NEW YORK—Tesla CEO Elon Musk has offloaded company shares worth $5 billion, days after setting off a Twitter poll—in which millions voted—asking whether he should sell 10 percent of his huge stake in the electric carmaker.
The zany billionaire, the world’s richest man with a net worth of around $300 billion, sold 4.5 million shares this week, according to regulatory filings made on Wednesday.
But they did not suggest the unconventional virtual referendum he issued on Saturday was behind the decision.
A batch of shares worth $1.1 billion were sold on Monday in a bid to settle tax obligations after Musk exercised stock options, but the sale was initiated under a pre-arranged trading plan set up in September, according to the filings.
It was not clear if the remaining share sales notified on Tuesday and Wednesday—around 3.6 million shares worth around $4 billion—were also planned ahead of the Twitter poll.
On Saturday Musk tweeted: “Much is made lately of unrealized gains being a means of tax avoidance, so I propose selling 10% of my Tesla stock. Do you support this?”
“I will abide by the results of this poll, whichever way it goes,” he added in another tweet after he posted the vote to his more than 62 million followers.
In the poll, almost 58 percent of 3.5 million votes were cast in favor of him proceeding with the sale.

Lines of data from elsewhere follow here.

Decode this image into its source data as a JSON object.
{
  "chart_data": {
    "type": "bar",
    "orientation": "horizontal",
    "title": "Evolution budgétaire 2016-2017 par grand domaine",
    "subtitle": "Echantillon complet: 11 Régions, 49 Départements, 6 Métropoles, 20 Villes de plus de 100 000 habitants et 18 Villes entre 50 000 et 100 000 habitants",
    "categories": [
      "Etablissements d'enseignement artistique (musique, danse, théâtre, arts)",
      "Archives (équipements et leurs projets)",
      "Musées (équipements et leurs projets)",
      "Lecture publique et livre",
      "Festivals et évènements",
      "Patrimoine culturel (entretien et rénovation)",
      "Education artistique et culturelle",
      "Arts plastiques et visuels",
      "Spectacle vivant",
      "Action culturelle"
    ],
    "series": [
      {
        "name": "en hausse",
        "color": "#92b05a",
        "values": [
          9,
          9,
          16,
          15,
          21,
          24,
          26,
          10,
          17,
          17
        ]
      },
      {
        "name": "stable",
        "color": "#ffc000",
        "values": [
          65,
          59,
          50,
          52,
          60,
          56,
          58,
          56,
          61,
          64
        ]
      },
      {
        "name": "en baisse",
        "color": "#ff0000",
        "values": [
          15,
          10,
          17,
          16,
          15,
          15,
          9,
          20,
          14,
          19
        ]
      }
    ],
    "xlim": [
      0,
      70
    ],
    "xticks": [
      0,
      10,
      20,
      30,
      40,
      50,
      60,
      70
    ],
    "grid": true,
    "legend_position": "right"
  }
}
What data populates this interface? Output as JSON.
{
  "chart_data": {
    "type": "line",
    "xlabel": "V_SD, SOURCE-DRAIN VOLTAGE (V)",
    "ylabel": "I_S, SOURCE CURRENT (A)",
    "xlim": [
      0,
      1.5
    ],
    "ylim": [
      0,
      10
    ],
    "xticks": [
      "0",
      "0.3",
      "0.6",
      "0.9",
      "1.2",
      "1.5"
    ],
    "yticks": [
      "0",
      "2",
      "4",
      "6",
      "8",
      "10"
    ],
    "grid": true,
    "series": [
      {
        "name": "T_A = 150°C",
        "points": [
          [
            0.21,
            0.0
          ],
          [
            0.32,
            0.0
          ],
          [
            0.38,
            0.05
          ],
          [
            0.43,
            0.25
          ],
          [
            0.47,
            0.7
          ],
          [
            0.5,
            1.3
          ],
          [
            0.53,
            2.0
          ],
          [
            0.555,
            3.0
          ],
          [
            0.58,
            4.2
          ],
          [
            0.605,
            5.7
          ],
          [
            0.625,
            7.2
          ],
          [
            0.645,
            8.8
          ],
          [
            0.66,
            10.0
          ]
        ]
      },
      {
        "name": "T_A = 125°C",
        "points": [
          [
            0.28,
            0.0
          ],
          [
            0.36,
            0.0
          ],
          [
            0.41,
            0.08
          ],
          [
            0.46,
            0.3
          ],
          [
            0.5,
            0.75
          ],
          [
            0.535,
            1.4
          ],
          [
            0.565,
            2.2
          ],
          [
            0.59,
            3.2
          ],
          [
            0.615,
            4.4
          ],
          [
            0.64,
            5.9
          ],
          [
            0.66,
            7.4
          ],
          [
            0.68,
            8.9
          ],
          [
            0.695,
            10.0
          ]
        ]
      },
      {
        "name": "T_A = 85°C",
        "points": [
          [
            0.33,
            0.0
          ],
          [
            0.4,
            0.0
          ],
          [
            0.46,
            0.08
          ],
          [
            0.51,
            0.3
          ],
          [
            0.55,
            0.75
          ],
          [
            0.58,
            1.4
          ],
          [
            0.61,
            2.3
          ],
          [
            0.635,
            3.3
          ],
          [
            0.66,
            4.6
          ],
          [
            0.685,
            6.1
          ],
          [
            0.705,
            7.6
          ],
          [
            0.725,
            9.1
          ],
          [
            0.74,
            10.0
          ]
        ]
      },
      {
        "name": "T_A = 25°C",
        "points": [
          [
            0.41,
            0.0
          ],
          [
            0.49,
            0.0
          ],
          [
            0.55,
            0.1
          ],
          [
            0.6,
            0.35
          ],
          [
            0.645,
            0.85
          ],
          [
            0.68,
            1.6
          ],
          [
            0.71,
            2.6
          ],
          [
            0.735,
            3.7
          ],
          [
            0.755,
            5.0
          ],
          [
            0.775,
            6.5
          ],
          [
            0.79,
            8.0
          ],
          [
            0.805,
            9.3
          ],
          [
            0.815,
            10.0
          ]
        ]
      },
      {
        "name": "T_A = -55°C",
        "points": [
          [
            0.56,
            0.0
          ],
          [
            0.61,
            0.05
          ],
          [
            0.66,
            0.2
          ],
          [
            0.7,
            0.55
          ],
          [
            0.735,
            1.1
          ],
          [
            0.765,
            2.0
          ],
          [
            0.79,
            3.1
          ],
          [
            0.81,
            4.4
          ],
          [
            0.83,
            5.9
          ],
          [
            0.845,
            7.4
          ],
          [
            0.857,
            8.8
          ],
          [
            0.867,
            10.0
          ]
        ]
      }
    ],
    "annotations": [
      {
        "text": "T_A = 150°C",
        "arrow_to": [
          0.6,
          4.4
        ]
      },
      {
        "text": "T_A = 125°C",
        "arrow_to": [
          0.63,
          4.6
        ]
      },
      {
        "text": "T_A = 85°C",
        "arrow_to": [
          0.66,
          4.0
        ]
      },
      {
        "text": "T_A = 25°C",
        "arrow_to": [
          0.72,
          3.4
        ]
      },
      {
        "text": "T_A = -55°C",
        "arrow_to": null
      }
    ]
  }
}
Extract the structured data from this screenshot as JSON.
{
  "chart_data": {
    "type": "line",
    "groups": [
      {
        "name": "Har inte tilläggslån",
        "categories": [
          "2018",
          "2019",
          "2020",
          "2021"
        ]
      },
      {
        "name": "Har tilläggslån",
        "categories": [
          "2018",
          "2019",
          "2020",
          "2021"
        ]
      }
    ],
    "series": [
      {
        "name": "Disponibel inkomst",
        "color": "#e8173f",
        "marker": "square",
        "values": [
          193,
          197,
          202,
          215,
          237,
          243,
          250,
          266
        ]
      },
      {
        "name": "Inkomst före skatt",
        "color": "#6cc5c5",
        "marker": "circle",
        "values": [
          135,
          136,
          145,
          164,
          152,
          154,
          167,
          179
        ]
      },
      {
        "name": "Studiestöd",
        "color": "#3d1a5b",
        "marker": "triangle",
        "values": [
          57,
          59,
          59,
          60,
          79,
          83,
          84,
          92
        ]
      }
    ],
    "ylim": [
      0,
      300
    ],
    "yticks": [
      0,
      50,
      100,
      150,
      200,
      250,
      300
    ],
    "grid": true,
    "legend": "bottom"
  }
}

But to hit a ten percent sale of his total stake in Tesla, the 50-year-old South African would have to sell millions more shares than he has done so far this week.
Before the sales, he still owned more than 170 million Tesla shares, about a 17-percent stake in the company, according to the US Securities and Exchange Commission.
Musk’s wealth has swelled with the recent surge in Tesla’s stock price, from about $130 at the start of 2020 to $1,222.09 last Friday.
Tesla’s share price plunged on Monday after the weekend poll, hitting his net worth by $50 billion, but the carmaker bounced back on Wednesday, rising more than four percent to close at $1,067.95.
Musk’s tweets on Saturday followed a proposal by US Congressional Democrats to tax the super wealthy more heavily by targeting stocks, which are usually only taxed when sold.
The spectacle prompted by Musk’s intervention on a very serious issue—income equality in the United States and who should pay for social safety net programs—was not well received by critics.
“Whether or not the world’s wealthiest man pays any taxes at all shouldn’t depend on the results of a Twitter poll,” tweeted US Senator Ron Wyden.
“It’s time for the Billionaires Income Tax,” he added, drawing a personal insult in a reply from Musk.